Dans un contexte de réchauffement climatique, il ne faut pas s'étonner de battre des records de température extrême année après année, décennie après décennie. Ça, c'est ce que disait ce matin sur France Info la climatologue Françoise Vimeux alors que la journée de mardi a été la plus chaude jamais enregistrée sur la planète avec un peu plus de 17 degrés en moyenne. Le record avait déjà été battu lundi. Et puis le président du Paris Saint-Germain, Nasser Al-Rélaïfi, met la pression sur Kylian Mbappé. Il prévient, s'il veut rester, il faut signer un nouveau contrat. France Info.
Le 8.30 France Info. Agathe Lambré. Laurin Sénéchal.
Toujours avec Clément Beaune, ministre délégué au transport. Clément Beaune, la seule proposition qui a émergé du côté du gouvernement, on parlait de la réponse politique, pour l'instant en tout cas, c'est de faire payer les parents pour leurs enfants. Ça, c'est un serpent de mer à droite. Vous qui venez de la gauche, est-ce que vous êtes à l'aise avec cette mesure ?
Je ne crois pas que ce soit, je sais le diagnostic, la seule réponse qu'on évoque.
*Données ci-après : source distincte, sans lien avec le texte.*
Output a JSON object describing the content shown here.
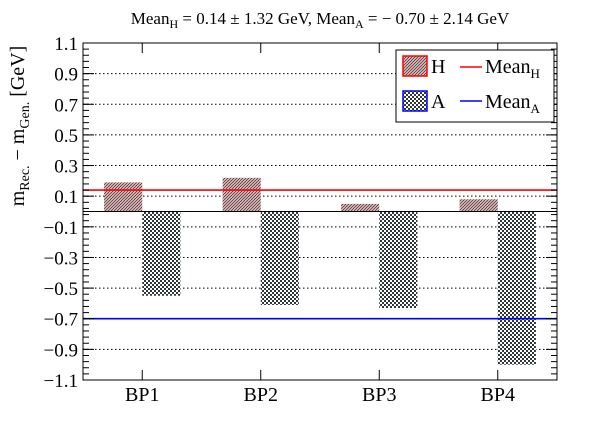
{
  "chart_data": {
    "type": "bar",
    "title": {
      "part1": "Mean",
      "part1_sub": "H",
      "part2": " = 0.14 ± 1.32 GeV,   Mean",
      "part2_sub": "A",
      "part3": " = − 0.70 ± 2.14 GeV"
    },
    "ylabel": {
      "m1": "m",
      "s1": "Rec.",
      "m2": " − m",
      "s2": "Gen.",
      "m3": " [GeV]"
    },
    "categories": [
      "BP1",
      "BP2",
      "BP3",
      "BP4"
    ],
    "series": [
      {
        "name": "H",
        "values": [
          0.19,
          0.22,
          0.05,
          0.08
        ],
        "color": "#a07878",
        "outline": "#ff0000"
      },
      {
        "name": "A",
        "values": [
          -0.55,
          -0.61,
          -0.63,
          -1.0
        ],
        "color": "#505a5a",
        "outline": "#0000ff"
      }
    ],
    "mean_lines": [
      {
        "name": "Mean",
        "sub": "H",
        "value": 0.14,
        "color": "#ff0000"
      },
      {
        "name": "Mean",
        "sub": "A",
        "value": -0.7,
        "color": "#0000ff"
      }
    ],
    "ylim": [
      -1.1,
      1.1
    ],
    "yticks": [
      "1.1",
      "0.9",
      "0.7",
      "0.5",
      "0.3",
      "0.1",
      "−0.1",
      "−0.3",
      "−0.5",
      "−0.7",
      "−0.9",
      "−1.1"
    ],
    "ytick_values": [
      1.1,
      0.9,
      0.7,
      0.5,
      0.3,
      0.1,
      -0.1,
      -0.3,
      -0.5,
      -0.7,
      -0.9,
      -1.1
    ],
    "grid": "horizontal-dotted",
    "legend_position": "top-right"
  }
}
Je l'ai dit, les réponses, il faudra y réfléchir. Oui, mais là,
je vous parle pour l'instant de la proposition qui a émergé.
Je ne crois pas que ce soit l'alpha et l'obéguer à des choses. Ce qu'on a dit dans un moment où on a vu que c'était beaucoup de mineurs, beaucoup de très jeunes, je crois que la ministre de l'Intérieur a dit que le cas le plus jeune de ceux qui ont été interpellés, c'est un enfant de 11 ans, donc un enfant qui a une responsabilité parentale. Je ne dis pas, moi, que c'est facile pour les parents. Je ne donne pas de leçons à ceux qui habitent dans les quartiers et qui vivent parfois des situations difficiles, qui sont souvent, on le sait, des mères seules. Vous savez, comme disait Lionel Jospin, il ne faut pas confondre le droit et la sociologie.
On peut avoir des explications de fond, des travaux sur les conditions d'éducation. C'est d'ailleurs pour ça qu'on fait en sorte que les pensions versées aux mères soient versées automatiquement, qu'on dédouble les classes, qu'on s'implique dans l'éducation des enfants, notamment dans les quartiers difficiles. Ça doit continuer et peut-être s'amplifier, mais ça n'empêche pas que quand il y a des situations extrêmement difficiles, appeler à la responsabilité parentale et rappeler les règles, parce que c'est notre droit, la responsabilité des parents pour les mineurs, je pense que c'est essentiel.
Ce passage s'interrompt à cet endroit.